Calcium helps build strong bones and teeth. Milk and milk products are great sources of calcium. If your child cannot digest milk or if you choose not to serve milk products, there are other ways to make sure he or she gets enough calcium.
- Serve calcium-rich vegetables like broccoli, mustard greens, kale, collard greens, and brussels sprouts.
- Include high-calcium beans like great northern beans, black turtle beans, navy beans, and baked beans in casseroles and salads.
- Try calcium-enriched soy- and rice-based drinks. Serve chilled, use in place of cow’s milk in your favorite recipes, or add to hot or cold cereals.
- Serve lactose-reduced or lactose-free dairy products like low-fat or fat-free milk, yogurt, and ice cream. (Lactose is the sugar in milk and foods made with milk. People who cannot digest lactose often have stomach pain and bloating when they drink milk.)

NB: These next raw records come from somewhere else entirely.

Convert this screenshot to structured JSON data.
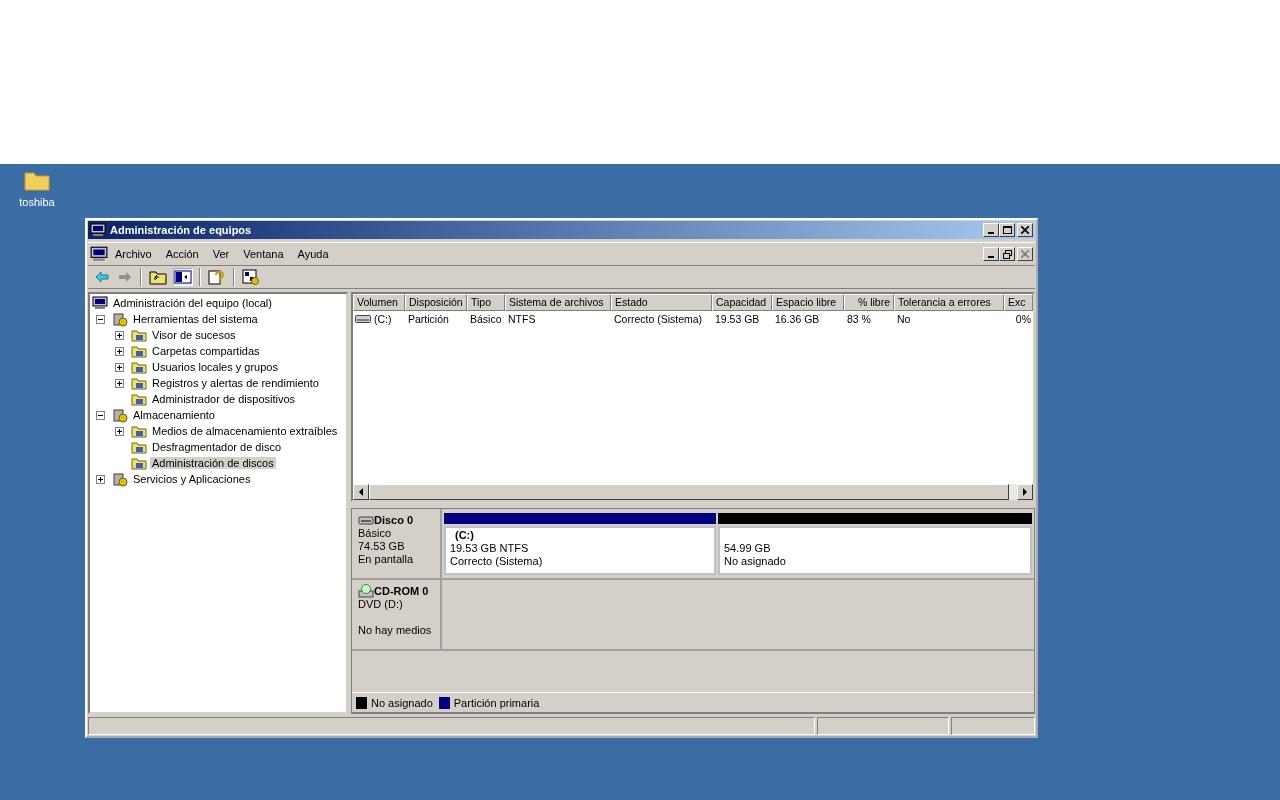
{
  "desktop": {
    "icons": [
      {
        "label": "toshiba"
      }
    ]
  },
  "window": {
    "title": "Administración de equipos"
  },
  "menu": [
    "Archivo",
    "Acción",
    "Ver",
    "Ventana",
    "Ayuda"
  ],
  "tree": [
    {
      "label": "Administración del equipo (local)",
      "selected": false,
      "children": [
        {
          "label": "Herramientas del sistema",
          "expanded": true,
          "selected": false,
          "children": [
            {
              "label": "Visor de sucesos",
              "expanded": false,
              "selected": false
            },
            {
              "label": "Carpetas compartidas",
              "expanded": false,
              "selected": false
            },
            {
              "label": "Usuarios locales y grupos",
              "expanded": false,
              "selected": false
            },
            {
              "label": "Registros y alertas de rendimiento",
              "expanded": false,
              "selected": false
            },
            {
              "label": "Administrador de dispositivos",
              "selected": false
            }
          ]
        },
        {
          "label": "Almacenamiento",
          "expanded": true,
          "selected": false,
          "children": [
            {
              "label": "Medios de almacenamiento extraíbles",
              "expanded": false,
              "selected": false
            },
            {
              "label": "Desfragmentador de disco",
              "selected": false
            },
            {
              "label": "Administración de discos",
              "selected": true
            }
          ]
        },
        {
          "label": "Servicios y Aplicaciones",
          "expanded": false,
          "selected": false
        }
      ]
    }
  ],
  "volumes": {
    "columns": [
      "Volumen",
      "Disposición",
      "Tipo",
      "Sistema de archivos",
      "Estado",
      "Capacidad",
      "Espacio libre",
      "% libre",
      "Tolerancia a errores",
      "Exc"
    ],
    "rows": [
      [
        "(C:)",
        "Partición",
        "Básico",
        "NTFS",
        "Correcto (Sistema)",
        "19.53 GB",
        "16.36 GB",
        "83 %",
        "No",
        "0%"
      ]
    ]
  },
  "disks": [
    {
      "name": "Disco 0",
      "kind": "disk",
      "lines": [
        "Básico",
        "74.53 GB",
        "En pantalla"
      ],
      "partitions": [
        {
          "name": "(C:)",
          "size": "19.53 GB NTFS",
          "status": "Correcto (Sistema)",
          "color": "#000080"
        },
        {
          "size": "54.99 GB",
          "status": "No asignado",
          "color": "#000000"
        }
      ]
    },
    {
      "name": "CD-ROM 0",
      "kind": "cdrom",
      "lines": [
        "DVD (D:)",
        "No hay medios"
      ]
    }
  ],
  "legend": [
    {
      "label": "No asignado",
      "color": "#000000"
    },
    {
      "label": "Partición primaria",
      "color": "#000080"
    }
  ]
}
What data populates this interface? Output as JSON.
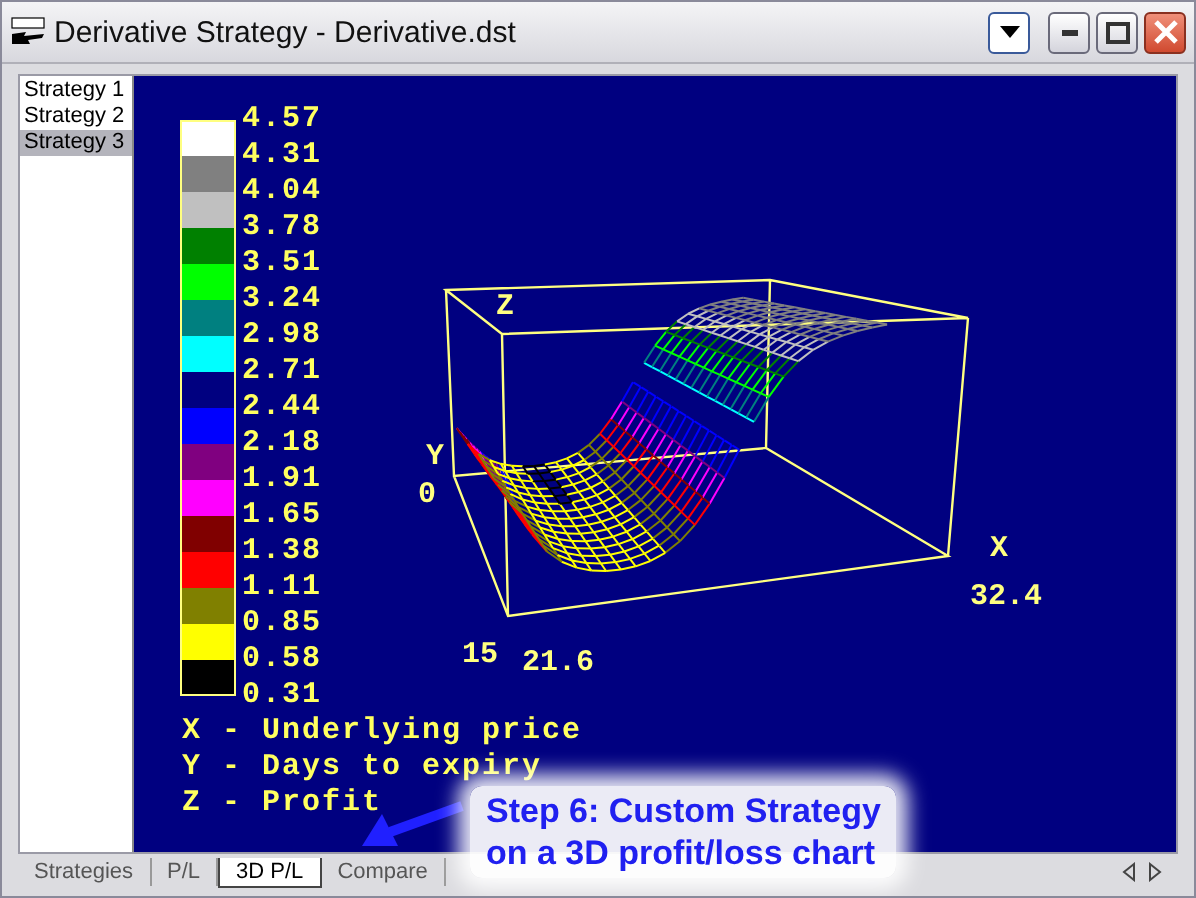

- Try low-fat yogurt or cheese in small amounts — which may be easier to digest than milk.
- Give your child a snack or two in addition to his or her three daily meals.
- Offer your child a wide variety of foods, such as grains, vegetables and fruits, low-fat dairy products, and lean meat or beans.
- Serve snacks like dried fruit, low-fat yogurt, and air-popped popcorn.
- Let your child decide whether and how much to eat. Keep serving new foods even if your child does not eat them at first.
- Cook with less fat when you bake, roast, or poach foods instead of frying.
- Choose and prepare foods with less salt. Keep the salt shaker off the table. Have fruits and vegetables on hand for snacks instead of salty snack foods.
- Have family meals together and serve everyone the same thing.
- Do not be too strict. In small amounts, sweets or food from fast-food restaurants can still have a place in a healthy diet.
- Make sure your child eats breakfast. Breakfast provides children with the energy they need to listen and learn in school.
Children who are overweight are more likely to become overweight adults. They may develop type 2 diabetes, high blood pressure, heart disease, and other illnesses that can follow them into adulthood. Overweight in children can also lead to stress, sadness, and low self-esteem.
Because children grow at different rates at different times, it is not always easy to tell if a child is overweight. For example, it is normal for boys to have a growth spurt in weight and catch up in height later. Your health care provider can measure your child’s height and weight and tell you if your child is in a healthy range for his or her gender and age. If your provider finds that your child is overweight, you can help.